Malgré son jeune âge, Mary Bell a été jugée comme une adulte. Quid de la responsabilité pénale des enfants ? De leur notion du bien et du mal ? De ce qu'ils ont eux-mêmes subi pour en arriver là ? Un tueur est-il forcément un monstre, quel que soit son âge ?
Mary Bell a été envoyée en prison dès 16 ans. Pourquoi ? Quelle est la fonction de l'emprisonnement ? Protéger les citoyens ? Punir les criminels ? Les remettre dans le droit chemin grâce à un système éducatif approprié, dont ils ne pourraient pas bénéficier dehors ? Hélas, les moyens manquent pour l'enseignement et la réinsertion...
Et après ? Une fois la peine purgée ? Le coupable doit-il continuer à payer en se cachant, sous peine d'être harcelé par les médias, chassé par les 'honnêtes citoyens' ? Un enfant qui a tué reste-t-il dangereux ?

Même si cet ouvrage fait partie de la sélection 'Prix du Meilleur Polar Points 2016', il ne s'agit pas d'un roman policier, mais d'un documentaire.
Après avoir rencontré Mary Bell enfant pour un premier ouvrage sur cette affaire ('The Case of Mary Bell', 1972, consacré aux meurtres et au procès), la journaliste d'investigation Gitta Sereny a de nouveau travaillé avec elle trente ans plus tard. Elle a recueilli ses témoignages et ceux de personnes qui l'ont côtoyée et/ou accompagnée.
L'idée de l'auteur n'était pas de publier un livre à sensation, mais de retracer le parcours de Mary (de sa naissance non désirée à sa vie de femme et de mère, en passant par la case prison) pour comprendre comment les enfants peuvent déraper, pourquoi les enfants meurtriers sont de plus en plus nombreux. A travers ce cas et celui, plus récent, de l'affaire James Bulger, le lecteur est invité à réfléchir sur les systèmes judiciaires et pénaux - appliqués aux mineurs, notamment - et à s'indigner, forcément.

Le récit est minutieux, fouillé, la lecture est dérangeante, même si Gitta Sereny évite de s'appesantir sur les détails sordides. L'auteur sait montrer que Mary Bell, victime de maltraitances maternelles, « n'était rien d'autre qu'une enfant désorientée à qui un jour on avait fait quelque chose d'affreux ». Son écoute attentive, respectueuse, met Mary Bell en valeur sans la dédouaner de ce qu'elle a pu commettre - la journaliste rappelle fréquemment la douleur des proches des deux petites victimes.

Le titre original est plus pertinent que sa traduction française (on s'en fiche qu'elle ait été jolie ou moche lorsqu'elle a tué, Mary, à onze ans !) : 'Cries Unheard, the Story of Mary Bell' :
« Mary Bell n'était pas un assassin mais une enfant maltraitée à qui on n'a pas porté secours », conclut l'auteur, avant de préciser : « [...] en Grande-Bretagne, nous ne nous contentons pas d'être discrets, nous vouons un culte à la vie privée.
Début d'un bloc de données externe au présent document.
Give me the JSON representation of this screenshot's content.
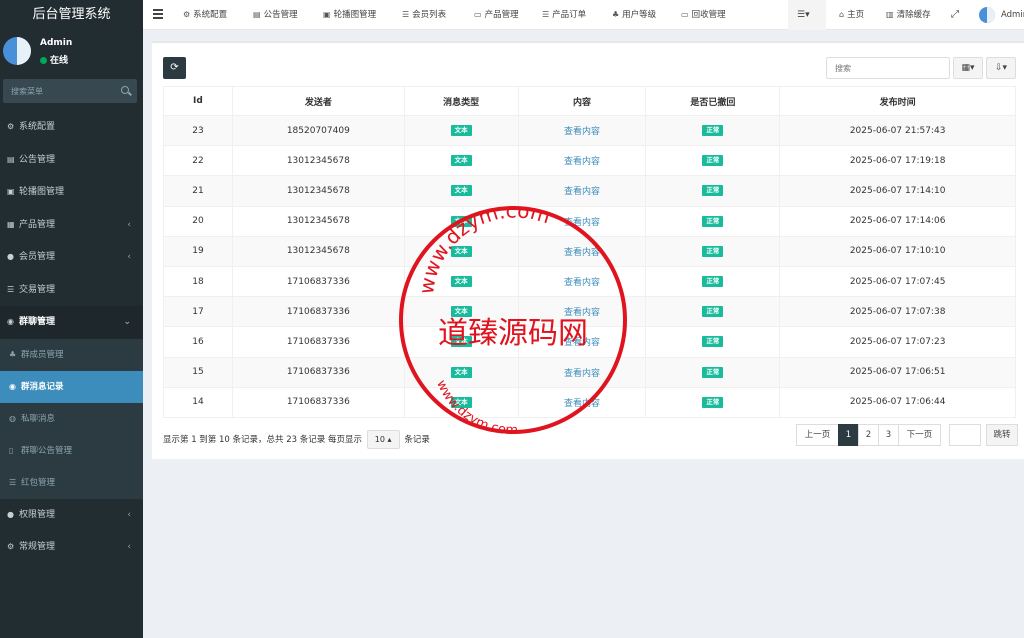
{
  "app": {
    "title": "后台管理系统"
  },
  "user": {
    "name": "Admin",
    "status": "在线"
  },
  "sidebar": {
    "search_placeholder": "搜索菜单",
    "items": [
      {
        "label": "系统配置",
        "icon": "gear-icon",
        "glyph": "⚙"
      },
      {
        "label": "公告管理",
        "icon": "file-icon",
        "glyph": "▤"
      },
      {
        "label": "轮播图管理",
        "icon": "image-icon",
        "glyph": "▣"
      },
      {
        "label": "产品管理",
        "icon": "grid-icon",
        "glyph": "▦"
      },
      {
        "label": "会员管理",
        "icon": "user-icon",
        "glyph": "●"
      },
      {
        "label": "交易管理",
        "icon": "list-icon",
        "glyph": "☰"
      },
      {
        "label": "群聊管理",
        "icon": "comments-icon",
        "glyph": "◉"
      }
    ],
    "subitems": [
      {
        "label": "群成员管理",
        "icon": "sitemap-icon",
        "glyph": "♣"
      },
      {
        "label": "群消息记录",
        "icon": "comments-icon",
        "glyph": "◉"
      },
      {
        "label": "私聊消息",
        "icon": "comment-icon",
        "glyph": "◍"
      },
      {
        "label": "群聊公告管理",
        "icon": "bookmark-icon",
        "glyph": "▯"
      },
      {
        "label": "红包管理",
        "icon": "list-icon",
        "glyph": "☰"
      }
    ],
    "bottom_items": [
      {
        "label": "权限管理",
        "icon": "users-icon",
        "glyph": "●"
      },
      {
        "label": "常规管理",
        "icon": "cogs-icon",
        "glyph": "⚙"
      }
    ]
  },
  "topnav": {
    "items": [
      {
        "label": "系统配置",
        "icon": "gear-icon",
        "glyph": "⚙"
      },
      {
        "label": "公告管理",
        "icon": "file-icon",
        "glyph": "▤"
      },
      {
        "label": "轮播图管理",
        "icon": "image-icon",
        "glyph": "▣"
      },
      {
        "label": "会员列表",
        "icon": "list-icon",
        "glyph": "☰"
      },
      {
        "label": "产品管理",
        "icon": "card-icon",
        "glyph": "▭"
      },
      {
        "label": "产品订单",
        "icon": "list-icon",
        "glyph": "☰"
      },
      {
        "label": "用户等级",
        "icon": "sitemap-icon",
        "glyph": "♣"
      },
      {
        "label": "回收管理",
        "icon": "card-icon",
        "glyph": "▭"
      }
    ],
    "home": "主页",
    "clear_cache": "清除缓存",
    "admin": "Admin"
  },
  "toolbar": {
    "search_placeholder": "搜索"
  },
  "table": {
    "columns": [
      "Id",
      "发送者",
      "消息类型",
      "内容",
      "是否已撤回",
      "发布时间"
    ],
    "rows": [
      {
        "id": "23",
        "sender": "18520707409",
        "type": "文本",
        "content": "查看内容",
        "revoked": "正常",
        "time": "2025-06-07 21:57:43"
      },
      {
        "id": "22",
        "sender": "13012345678",
        "type": "文本",
        "content": "查看内容",
        "revoked": "正常",
        "time": "2025-06-07 17:19:18"
      },
      {
        "id": "21",
        "sender": "13012345678",
        "type": "文本",
        "content": "查看内容",
        "revoked": "正常",
        "time": "2025-06-07 17:14:10"
      },
      {
        "id": "20",
        "sender": "13012345678",
        "type": "文本",
        "content": "查看内容",
        "revoked": "正常",
        "time": "2025-06-07 17:14:06"
      },
      {
        "id": "19",
        "sender": "13012345678",
        "type": "文本",
        "content": "查看内容",
        "revoked": "正常",
        "time": "2025-06-07 17:10:10"
      },
      {
        "id": "18",
        "sender": "17106837336",
        "type": "文本",
        "content": "查看内容",
        "revoked": "正常",
        "time": "2025-06-07 17:07:45"
      },
      {
        "id": "17",
        "sender": "17106837336",
        "type": "文本",
        "content": "查看内容",
        "revoked": "正常",
        "time": "2025-06-07 17:07:38"
      },
      {
        "id": "16",
        "sender": "17106837336",
        "type": "文本",
        "content": "查看内容",
        "revoked": "正常",
        "time": "2025-06-07 17:07:23"
      },
      {
        "id": "15",
        "sender": "17106837336",
        "type": "文本",
        "content": "查看内容",
        "revoked": "正常",
        "time": "2025-06-07 17:06:51"
      },
      {
        "id": "14",
        "sender": "17106837336",
        "type": "文本",
        "content": "查看内容",
        "revoked": "正常",
        "time": "2025-06-07 17:06:44"
      }
    ]
  },
  "pager": {
    "info_prefix": "显示第 1 到第 10 条记录，总共 23 条记录 每页显示",
    "page_size": "10",
    "info_suffix": "条记录",
    "prev": "上一页",
    "pages": [
      "1",
      "2",
      "3"
    ],
    "current": "1",
    "next": "下一页",
    "jump": "跳转"
  },
  "watermark": {
    "center_text": "道臻源码网",
    "ring_text": "www.dzym.com"
  },
  "colors": {
    "sidebar_bg": "#222d32",
    "active": "#3c8dbc",
    "badge": "#18bc9c",
    "stamp": "#e0141e"
  }
}
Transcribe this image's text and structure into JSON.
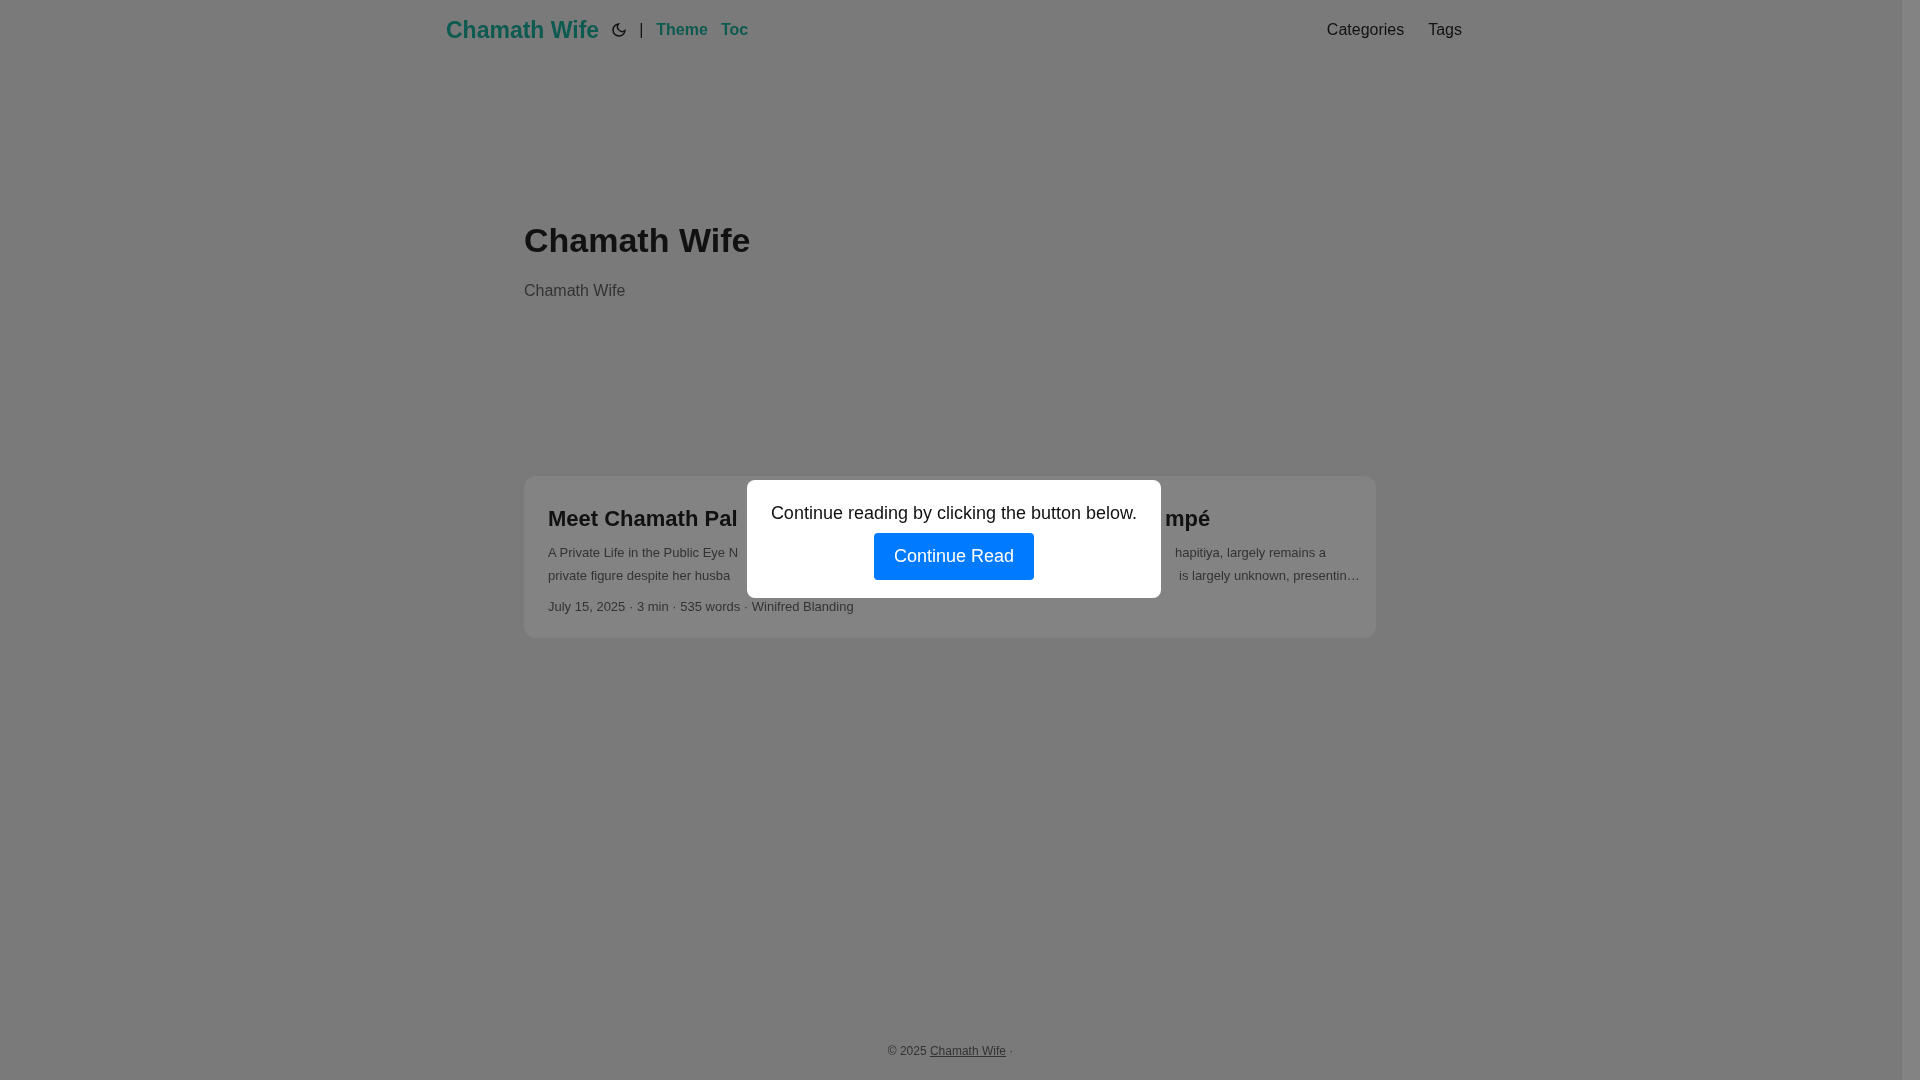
{
  "header": {
    "brand": "Chamath Wife",
    "separator": "|",
    "links": [
      "Theme",
      "Toc"
    ],
    "menu": [
      "Categories",
      "Tags"
    ]
  },
  "intro": {
    "title": "Chamath Wife",
    "subtitle": "Chamath Wife"
  },
  "post": {
    "title_left": "Meet Chamath Pal",
    "title_right": "mpé",
    "summary_left": [
      "A Private Life in the Public Eye N",
      "private figure despite her husba"
    ],
    "summary_right": [
      "hapitiya, largely remains a",
      "is largely unknown, presentin…"
    ],
    "meta": "July 15, 2025 · 3 min · 535 words · Winifred Blanding"
  },
  "modal": {
    "message": "Continue reading by clicking the button below.",
    "button": "Continue Read"
  },
  "footer": {
    "copyright": "© 2025",
    "link": "Chamath Wife",
    "dot": "·"
  }
}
Nous n'observons pas les enfants de nos voisins. Surtout, nous ne les écoutons pas, nous ne sommes pas - pardonnez-moi de le répéter encore - à l'écoute de leurs cris, de leurs pleurs, de leurs appels. »
C'est terrifiant.

• Un autre récit (fictif cette fois ?) sur un enfant meurtrier : 'L'affaire Jennifer Jones', d'Anne Cassidy - aussi bouleversant et intelligent que ce documentaire de Gitta Sereny.